Pentaho Data Integration

Version
9.3.x
Audience
anonymous
Part Number
MK-95PDIA003-15

If you run the data service during the time that the data service results are cached, PDI will run your query against the cached data set instead of running the entire transformation again only if certain conditions are met. These conditions are determined by the other optimization techniques you choose to apply as well as whether the query results are a subset of the cached data set.

Enabling the cache tells PDI to store the results of the data service transformation for the length of time you specify.


PDI Data Service Cache Optimization Workflow

If you do not combine the Service Cache optimization with other optimization techniques and if you query the data service more than once before the cache expires, the query will run against the cached data set if the cached data set contains all of the matching records in the original data set. For example, if the initial run of the data service populates the cache with the results of SELECT * FROM 'employee', a subsequent data service call that retrieves a subset of the data (e.g. SELECT * FROM 'employee' WHERE region = "South") will be run against the cached data set. For this to happen, the original query must have been run against the full data set.

When you run a test in the Test Data Service window, then adjust the query and run the test again, the query is not run against the cache. This is because when you run a test, the results only return a certain number of records (100, 500, or 1000, depending on what you selected for Max Rows). For example, you could run a test that uses the SELECT * FROM 'employee' query to return the first 100 records from a 5000 record table. The initial test query would return the first 100 records from the employee table.

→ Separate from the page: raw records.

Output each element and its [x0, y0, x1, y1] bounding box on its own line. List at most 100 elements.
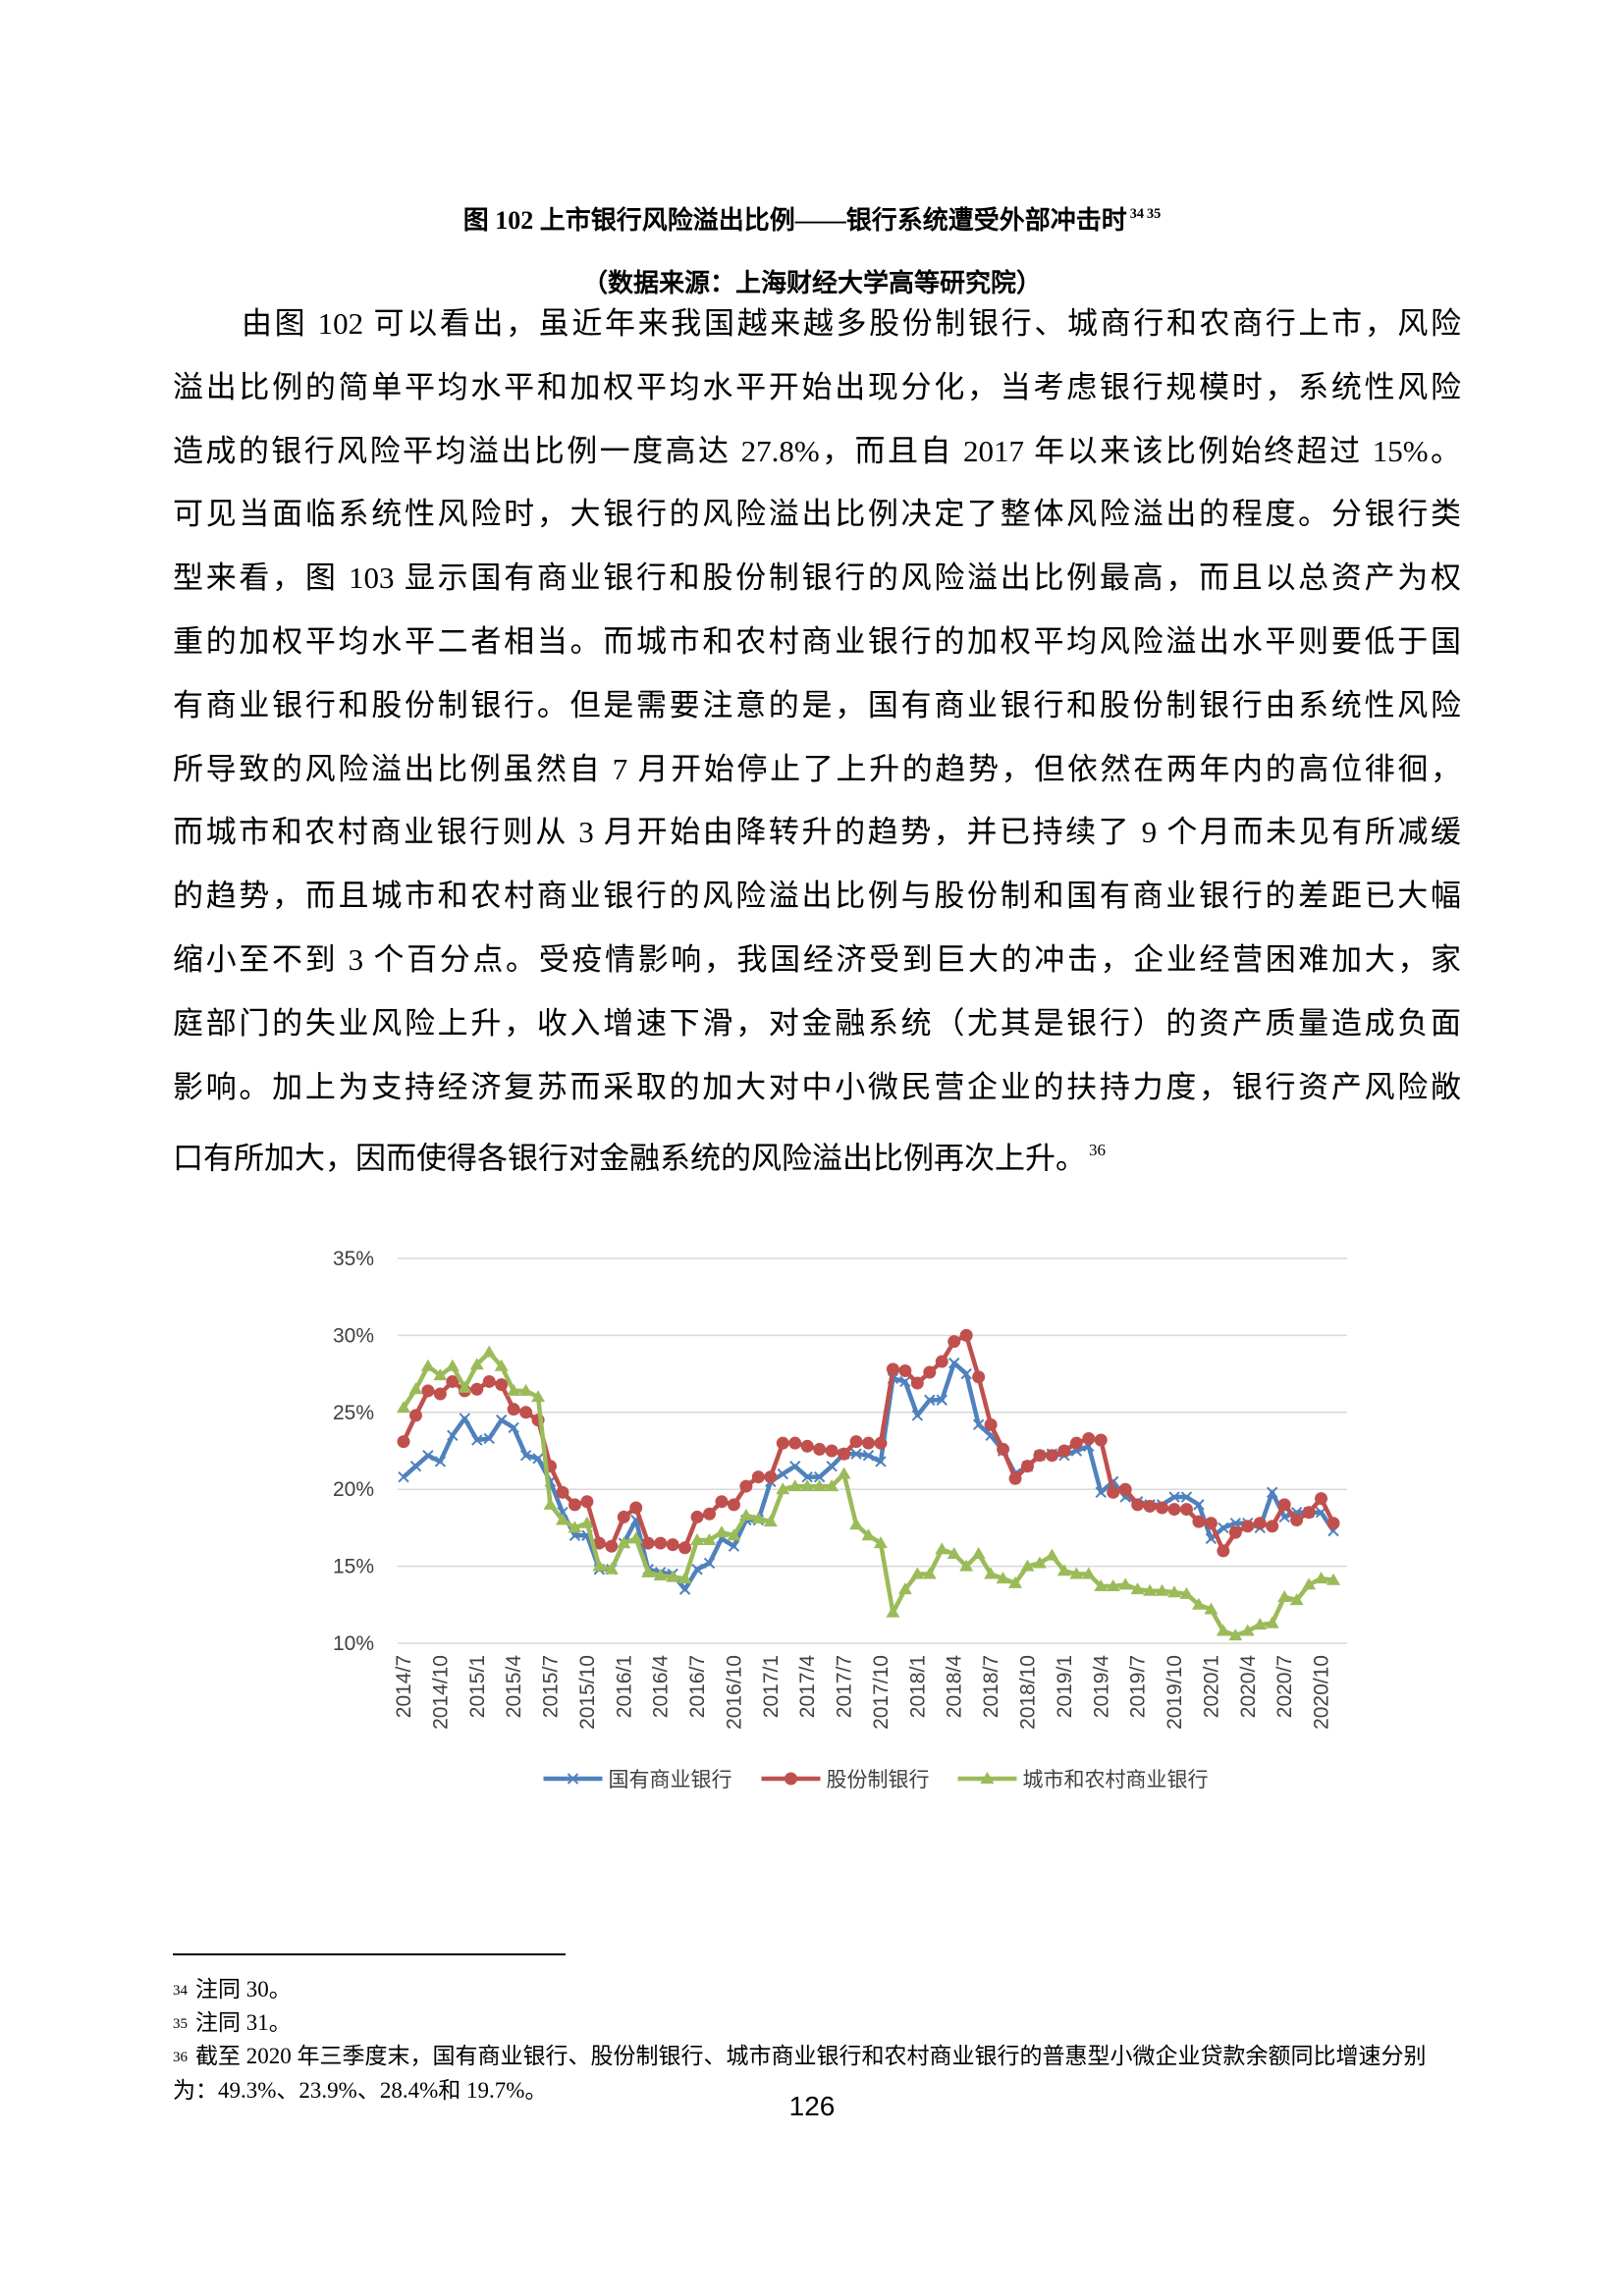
data-point: [408, 1409, 422, 1422]
footnote-mark: 34: [173, 1983, 188, 1999]
data-point: [1033, 1449, 1047, 1463]
data-point: [543, 1497, 558, 1510]
data-point: [605, 1539, 619, 1553]
data-point: [1216, 1624, 1230, 1636]
y-tick-label: 20%: [333, 1478, 374, 1501]
data-point: [727, 1528, 741, 1541]
data-point: [898, 1363, 912, 1377]
text: 型来看，图 103 显示国有商业银行和股份制银行的风险溢出比例最高，而且以总资产…: [173, 561, 1461, 596]
data-point: [862, 1449, 875, 1462]
data-point: [996, 1572, 1010, 1584]
data-point: [1228, 1629, 1243, 1641]
data-point: [1228, 1525, 1242, 1539]
data-point: [764, 1470, 778, 1484]
data-point: [886, 1605, 900, 1618]
data-point: [447, 1429, 459, 1442]
figure-caption: 图 102 上市银行风险溢出比例——银行系统遭受外部冲击时 34 35: [0, 200, 1624, 237]
data-point: [1241, 1520, 1255, 1533]
data-point: [494, 1359, 509, 1371]
data-point: [838, 1447, 851, 1461]
text-line: 所导致的风险溢出比例虽然自 7 月开始停止了上升的趋势，但依然在两年内的高位徘徊…: [173, 750, 1461, 789]
data-point: [763, 1515, 778, 1527]
data-point: [1277, 1498, 1291, 1512]
data-point: [1082, 1431, 1096, 1445]
text: 重的加权平均水平二者相当。而城市和农村商业银行的加权平均风险溢出水平则要低于国: [173, 624, 1461, 659]
text: 有商业银行和股份制银行。但是需要注意的是，国有商业银行和股份制银行由系统性风险: [173, 687, 1461, 722]
data-point: [1191, 1597, 1206, 1610]
x-tick-label: 2017/7: [834, 1655, 856, 1718]
data-point: [1020, 1559, 1035, 1572]
data-point: [1179, 1503, 1193, 1517]
data-point: [935, 1542, 949, 1555]
text-line: 影响。加上为支持经济复苏而采取的加大对中小微民营企业的扶持力度，银行资产风险敞: [173, 1068, 1461, 1107]
data-point: [875, 1456, 887, 1468]
data-point: [1118, 1482, 1132, 1496]
text-line: 可见当面临系统性风险时，大银行的风险溢出比例决定了整体风险溢出的程度。分银行类: [173, 495, 1461, 534]
text: 的趋势，而且城市和农村商业银行的风险溢出比例与股份制和国有商业银行的差距已大幅: [173, 879, 1461, 914]
x-tick-label: 2014/7: [393, 1655, 415, 1718]
data-point: [787, 1479, 802, 1492]
x-tick-label: 2015/1: [466, 1655, 489, 1718]
footnote: 34 注同 30。: [173, 1973, 1461, 2007]
footnote-text: 注同 30。: [195, 1977, 292, 2002]
x-tick-label: 2020/10: [1311, 1655, 1333, 1730]
data-point: [1302, 1577, 1317, 1590]
x-tick-label: 2019/7: [1127, 1655, 1150, 1718]
text: 可见当面临系统性风险时，大银行的风险溢出比例决定了整体风险溢出的程度。分银行类: [173, 497, 1461, 532]
x-tick-label: 2019/1: [1054, 1655, 1076, 1718]
data-point: [445, 1359, 460, 1371]
data-point: [899, 1375, 911, 1388]
data-point: [1118, 1577, 1133, 1590]
data-point: [776, 1482, 790, 1495]
data-point: [507, 1403, 520, 1416]
data-point: [1253, 1517, 1267, 1530]
data-point: [1020, 1460, 1034, 1473]
data-point: [409, 1460, 422, 1472]
data-point: [1204, 1602, 1218, 1615]
legend-marker: [567, 1773, 579, 1785]
footnote: 36 截至 2020 年三季度末，国有商业银行、股份制银行、城市商业银行和农村商业…: [173, 2040, 1461, 2107]
text: 影响。加上为支持经济复苏而采取的加大对中小微民营企业的扶持力度，银行资产风险敞: [173, 1069, 1461, 1104]
data-point: [1056, 1564, 1071, 1576]
data-point: [861, 1528, 876, 1541]
data-point: [703, 1557, 716, 1570]
x-tick-label: 2015/10: [576, 1655, 599, 1730]
footnote-text: 截至 2020 年三季度末，国有商业银行、股份制银行、城市商业银行和农村商业银行…: [173, 2044, 1427, 2103]
data-point: [873, 1536, 888, 1549]
legend-label: 股份制银行: [827, 1769, 930, 1791]
data-point: [690, 1510, 704, 1523]
text: 由图 102 可以看出，虽近年来我国越来越多股份制银行、城商行和农商行上市，风险: [242, 306, 1461, 341]
legend-marker: [980, 1772, 995, 1784]
y-tick-label: 15%: [333, 1556, 374, 1578]
data-point: [959, 1559, 974, 1572]
data-point: [1095, 1486, 1107, 1499]
data-point: [1277, 1589, 1292, 1602]
x-tick-label: 2017/1: [760, 1655, 783, 1718]
data-point: [1326, 1573, 1340, 1585]
text: 所导致的风险溢出比例虽然自 7 月开始停止了上升的趋势，但依然在两年内的高位徘徊…: [173, 751, 1461, 786]
data-point: [922, 1567, 937, 1579]
data-point: [568, 1521, 582, 1533]
data-point: [398, 1470, 409, 1483]
data-point: [1192, 1515, 1206, 1528]
data-point: [789, 1460, 801, 1472]
data-point: [397, 1401, 410, 1414]
legend-label: 国有商业银行: [609, 1769, 732, 1791]
data-point: [702, 1532, 717, 1545]
data-point: [972, 1418, 985, 1431]
text-line: 口有所加大，因而使得各银行对金融系统的风险溢出比例再次上升。 36: [173, 1131, 1461, 1179]
x-tick-label: 2018/4: [944, 1655, 966, 1719]
data-point: [1106, 1578, 1120, 1591]
data-point: [508, 1421, 519, 1434]
x-tick-label: 2017/4: [796, 1655, 819, 1719]
data-point: [617, 1536, 631, 1549]
data-point: [1326, 1517, 1340, 1530]
data-point: [801, 1470, 813, 1483]
data-point: [1045, 1449, 1058, 1463]
data-point: [800, 1439, 814, 1453]
data-point: [677, 1572, 692, 1584]
data-point: [947, 1547, 961, 1560]
data-point: [911, 1410, 924, 1421]
data-point: [776, 1436, 789, 1450]
x-tick-label: 2019/10: [1164, 1655, 1186, 1730]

Assume that the cached result set consists of records for 50 males and 50 females. If you run a second test, but adjust the query so that you only show records for females (SELECT * FROM 'employee' WHERE gender="F") running the query against the cached results would result in only 50 records being returned instead of 100. To avoid this and to provide more accurate results, PDI runs the transformation again so that the second test query is run against the table and returns the first 100 matching results.